Brach Eichler, LLC. - Counsellors At Law - New Jersey Law Firm - (973) 228-5700 > asc_obligations_in_a_"hitech"

HOME

PUBLICATIONS MAIN

Publications

ASC Obligations in a "Hitech" World

Lani M. Dornfeld and Isai Senthil

AN ALTERNATE OF THIS PUBLICATION CAN ALSO BE FOUND HERE

No longer can it be said that HIPAA doesn’t have the bite to match its bark. The HITECH (short for Health Information Technology for Economic and Clinical Health) Act states that employees of HIPAA-covered entities — essentially any healthcare provider that conducts patient transactions in electronic form — who disclose protected health information without authorization may be subject to criminal penalties. It also extends civil and criminal liability under HIPAA to business associates that handle their data.

Increased enforcement
The HITECH Act establishes a tiered system of civil penalties. At the low end are HIPAA violations that have occurred outside a violator’s knowledge, which carry a penalty of a $100 or more. You may be able to defend yourself against such penalties if the violations are corrected in a timely fashion. At the high end are violations resulting from uncorrected, willful neglect, which carry a $50,000 fine per violation and an annual cap of $1.5 million.

In addition to increasing the penalties, the act empowers states to prosecute HIPAA violations, an authority previously held solely by HHS. In January, Connecticut Attorney General Richard Blumenthal became the first to exercise this new power when he filed suit against insurer Health Net of Connecticut for allegedly failing to secure patient records and financial information involving hundreds of thousands of enrollees and failing to notify them promptly following a breach of such information. It seems likely that other states’ attorneys general will follow Mr.

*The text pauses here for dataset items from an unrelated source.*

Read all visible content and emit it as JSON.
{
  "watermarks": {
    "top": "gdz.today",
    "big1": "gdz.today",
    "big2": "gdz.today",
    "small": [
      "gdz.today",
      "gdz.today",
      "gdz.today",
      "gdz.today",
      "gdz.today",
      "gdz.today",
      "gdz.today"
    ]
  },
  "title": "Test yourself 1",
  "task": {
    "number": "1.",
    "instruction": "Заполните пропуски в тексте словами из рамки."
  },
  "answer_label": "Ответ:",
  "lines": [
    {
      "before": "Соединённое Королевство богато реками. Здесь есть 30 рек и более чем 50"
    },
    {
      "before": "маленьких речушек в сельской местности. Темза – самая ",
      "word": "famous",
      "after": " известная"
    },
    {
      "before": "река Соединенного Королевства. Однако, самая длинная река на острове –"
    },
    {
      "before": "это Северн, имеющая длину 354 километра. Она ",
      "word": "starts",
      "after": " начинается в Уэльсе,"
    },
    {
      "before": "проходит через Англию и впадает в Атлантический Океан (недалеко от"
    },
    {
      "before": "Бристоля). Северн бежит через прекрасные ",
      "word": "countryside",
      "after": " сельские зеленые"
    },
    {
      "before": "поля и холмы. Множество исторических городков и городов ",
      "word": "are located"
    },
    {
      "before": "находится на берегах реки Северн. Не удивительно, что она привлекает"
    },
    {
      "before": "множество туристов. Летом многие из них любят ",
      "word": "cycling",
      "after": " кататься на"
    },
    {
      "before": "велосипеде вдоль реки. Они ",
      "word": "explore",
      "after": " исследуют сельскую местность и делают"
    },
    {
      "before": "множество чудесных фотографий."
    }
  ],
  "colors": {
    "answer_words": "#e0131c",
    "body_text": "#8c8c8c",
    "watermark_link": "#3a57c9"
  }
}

Blumenthal’s lead and exercise their new authority to enforce HIPAA against its offenders.

Breach notification
The HITECH Act’s most significant provision might be its introduction of a security breach notification requirement, which directs healthcare providers and other organizations subject to HIPAA regulations to alert affected individuals in the event that unsecured protected health information (that is, information that has not been rendered unusable, unreadable or indecipherable through HHS-specified means) has been breached. HHS also requires the business associates of these parties to report to them the discovery of any such information breach.

Although the act defines “breach” as any “unauthorized acquisition, access, use or disclosure of [protected health information] which compromises the security or privacy of such information, except where an unauthorized person to whom such information is disclosed would not reasonably have been able to retain such information,” HHS regulations issued in August 2009 somewhat narrow the scope. These regulations include a risk-of-harm threshold that must be met before triggering a notification requirement, namely that the event poses a “significant risk of financial, reputational, or other harm to the individual.” While it’s not likely that many breaches will reach the point of requiring notification, the decision not to notify must be supported by a documented risk assessment.

If a provider determines that a breach notification is warranted, it must notify any affected individuals within a reasonable period of time, but no later than 60 calendar days after it knows, or reasonably should have known, of the breach. For breaches involving fewer than 500 individuals, providers must maintain an internal log detailing what happened, the date of the breach, the date of its discovery and the number of patients affected, if known, and submit this log to HHS annually.

For breaches involving 500 or more individuals, the provider must notify HHS HHS at the same time as the affected individual. HHS will post a report of the breach on its Web site. If a breach affects more than 500 individuals in a state or region, the provider must also notify area media outlets.

The Act’s breach requirements are extensive and complex, and providers must draft, implement and train their staff on policies and procedures addressing notification actions, sanctions for employees and business associates who fail to respond appropriately to a breach and the retention of documents related to such situations.

Business associates
As of February 2010, the HITECH Act mandates that certain HIPAA provisions apply directly to healthcare providers’ business associates. Business associates are individuals or organizations that perform activities involving the use or disclosure of protected health information on a healthcare provider’s behalf, but are not members of the provider’s workforce (billing companies and accounting firms, for example.)

Previously, privacy and security requirements had been imposed on business associates by way of contractual agreements with the providers that had retained their services. Now, the HITECH Act explicitly requires business associates to implement the HIPAA security rule’s safeguards. These safeguards restrict the use and disclosure of this information as specified in the business associate’s agreement or as ordered by law, require that the business associate make its records available to HHS upon request and mandate the return or destruction of all protected health information, if feasible, upon termination of the agreement between the business associate and the healthcare provider.

If you haven’t already, amend your existing agreements with business associates to reflect the new mandates to which these associates must comply. Also make sure to include the new mandates in any new outsourcing contracts.